NAFTA cases are settled by a secret tribunal, whose decisions supersede the decisions of individual governments even though the tribunal is not elected and is not accountable in any way to the public. For all we know, they meet under the full moon and cast coloured stones to see who should win each case.
Faced with a payoff they couldn’t afford, the government decided to settle with Ethyl Corp. This meant a reversal on the ban, $13 million in “damages and legal fees” paid to Ethyl Corp, and, worst of all, a statement issued for use in Ethyl’s advertising that “current scientific information” did not show that MMT in particular was toxic or impaired the function of automotive diagnostic systems.
Postal Wars
The suing doesn’t stop there. In January of 2000, United Parcel Service of America (UPS) decided to make the NAFTA tribunal earn their paycheques by launching a lawsuit against Canada Post. The reason given for this action was that Canada Post delivers parcels and couriers even though it is a government-mandated monopoly for carrying letters.
From UPS’s point of view, it hardly seems fair that they should have to set up infrastructure around Canada when Canada Post already has such things in place. UPS has had success with such cases in the past. In 1994, it successfully pushed for Germany’s national postal service to get out of the parcel business. The case is still pending.
Many of UPS’s claims revolve around accusations of predatory pricing — where prices are set below costs — which makes sense in the case of Wal-Mart, where there is the possibility of driving the competition out of the market and then raising prices to the point where you make a profit. The American company argues that since Canada Post provides a public service of mail delivery, it competes unfairly in the parcel game with Xpresspost and Priority Courier.
The Canadian government is implicated because they are said to have not properly supervised the “government monopoly” over postal service. What’s really frightening, then, is the idea that the corporations could sue governments over other public services, like health care.
Is this likely? Well, not right now, as the government has the right to provide health care. Where things may get messy is if a two-tiered system comes into effect. As in the case where Canada Post finds itself sued for delivering parcels, a two-tiered health care system might find itself in trouble if the government tried to provide cheaper alternatives to the health care solutions “on the market.”

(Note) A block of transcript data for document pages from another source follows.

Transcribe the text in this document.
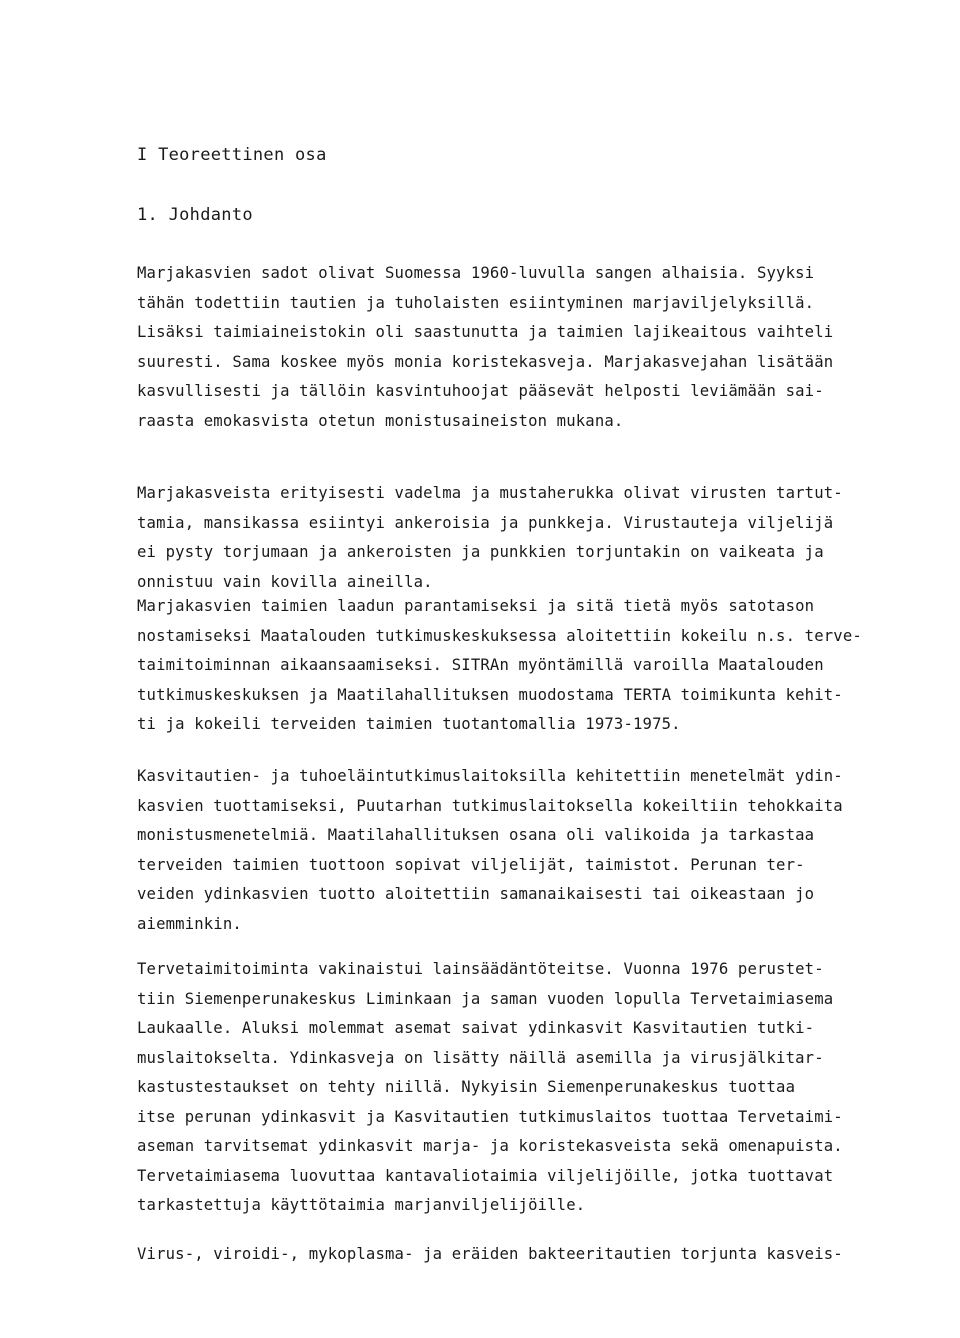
I Teoreettinen osa
1. Johdanto
Marjakasvien sadot olivat Suomessa 1960-luvulla sangen alhaisia. Syyksi
tähän todettiin tautien ja tuholaisten esiintyminen marjaviljelyksillä.
Lisäksi taimiaineistokin oli saastunutta ja taimien lajikeaitous vaihteli
suuresti. Sama koskee myös monia koristekasveja. Marjakasvejahan lisätään
kasvullisesti ja tällöin kasvintuhoojat pääsevät helposti leviämään sai-
raasta emokasvista otetun monistusaineiston mukana.
Marjakasveista erityisesti vadelma ja mustaherukka olivat virusten tartut-
tamia, mansikassa esiintyi ankeroisia ja punkkeja. Virustauteja viljelijä
ei pysty torjumaan ja ankeroisten ja punkkien torjuntakin on vaikeata ja
onnistuu vain kovilla aineilla.
Marjakasvien taimien laadun parantamiseksi ja sitä tietä myös satotason
nostamiseksi Maatalouden tutkimuskeskuksessa aloitettiin kokeilu n.s. terve-
taimitoiminnan aikaansaamiseksi. SITRAn myöntämillä varoilla Maatalouden
tutkimuskeskuksen ja Maatilahallituksen muodostama TERTA toimikunta kehit-
ti ja kokeili terveiden taimien tuotantomallia 1973-1975.
Kasvitautien- ja tuhoeläintutkimuslaitoksilla kehitettiin menetelmät ydin-
kasvien tuottamiseksi, Puutarhan tutkimuslaitoksella kokeiltiin tehokkaita
monistusmenetelmiä. Maatilahallituksen osana oli valikoida ja tarkastaa
terveiden taimien tuottoon sopivat viljelijät, taimistot. Perunan ter-
veiden ydinkasvien tuotto aloitettiin samanaikaisesti tai oikeastaan jo
aiemminkin.
Tervetaimitoiminta vakinaistui lainsäädäntöteitse. Vuonna 1976 perustet-
tiin Siemenperunakeskus Liminkaan ja saman vuoden lopulla Tervetaimiasema
Laukaalle. Aluksi molemmat asemat saivat ydinkasvit Kasvitautien tutki-
muslaitokselta. Ydinkasveja on lisätty näillä asemilla ja virusjälkitar-
kastustestaukset on tehty niillä. Nykyisin Siemenperunakeskus tuottaa
itse perunan ydinkasvit ja Kasvitautien tutkimuslaitos tuottaa Tervetaimi-
aseman tarvitsemat ydinkasvit marja- ja koristekasveista sekä omenapuista.
Tervetaimiasema luovuttaa kantavaliotaimia viljelijöille, jotka tuottavat
tarkastettuja käyttötaimia marjanviljelijöille.
Virus-, viroidi-, mykoplasma- ja eräiden bakteeritautien torjunta kasveis-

NAFTA has set standards for trade, treatment of foreign investors and relations between the U.S., Canada and Mexico. On the other hand, it has tied Canada to the American economy, a tribunal that the public can’t directly control and a tangled labyrinth of regulations that can and do affect individual citizens of this country — not just the bigwigs.
Trade agreements may be dull, but as 2008 approaches — when most barriers to trade will be eliminated and NAFTA fully implemented — maybe it’s time Canadians as a whole did a little soul searching.